Security in the capital was placed on red alert for the rally to be staged by thousands of religious leaders, left-wing militants, opposition politicians, and students to demand President Gloria Macapagal-Arroyo’s resignation on corruption allegations.

The Philippine National Police (PNP) has deployed 5,000 troops to secure vital points in the metropolis while 3,000 soldiers from the Armed Forces National Capital Region Command (NCRCom) were placed on standby.

"It doesn't make a difference, as long as things are done peacefully [and] without violence," Esperon told reporters in Camp Aguinaldo, when asked if a huge crowd would convince the military to join the anti-government protesters, as it did in the 1986 and 2001 People Power uprisings.

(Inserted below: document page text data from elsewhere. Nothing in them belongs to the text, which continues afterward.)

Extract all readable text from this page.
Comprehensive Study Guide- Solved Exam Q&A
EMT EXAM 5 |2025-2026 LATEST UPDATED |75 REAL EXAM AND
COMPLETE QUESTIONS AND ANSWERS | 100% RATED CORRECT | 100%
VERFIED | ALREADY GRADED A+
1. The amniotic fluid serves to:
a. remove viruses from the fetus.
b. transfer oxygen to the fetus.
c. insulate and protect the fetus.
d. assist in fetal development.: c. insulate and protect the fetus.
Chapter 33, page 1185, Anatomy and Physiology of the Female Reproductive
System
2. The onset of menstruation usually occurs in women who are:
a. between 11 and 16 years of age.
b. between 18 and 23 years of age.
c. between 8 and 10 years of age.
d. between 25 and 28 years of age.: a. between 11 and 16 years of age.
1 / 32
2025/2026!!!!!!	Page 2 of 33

Days ahead of the protest, which organizers said would gather a crowd of 100,000, text messages circulated in military circles that soldiers would intervene if the anti-government crowd swelled to one million.

"I chastise those who would want the military to intervene because after '86, what we should have done was to strengthen our democratic institutions and if you say that we have to continuously intervene, then, we must be failing in our maturing process as a nation," he said.

"I'm sorry to tell those who are urging us to take to the streets and join destabilization attempts. The more that you call the military to intervene, the more you weaken democracy," he said.

Arroyo is facing fresh calls for her resignation amid allegations that she and her husband, Jose Miguel, pocketed millions of dollars in kickbacks from the botched $329-million national broadband network project.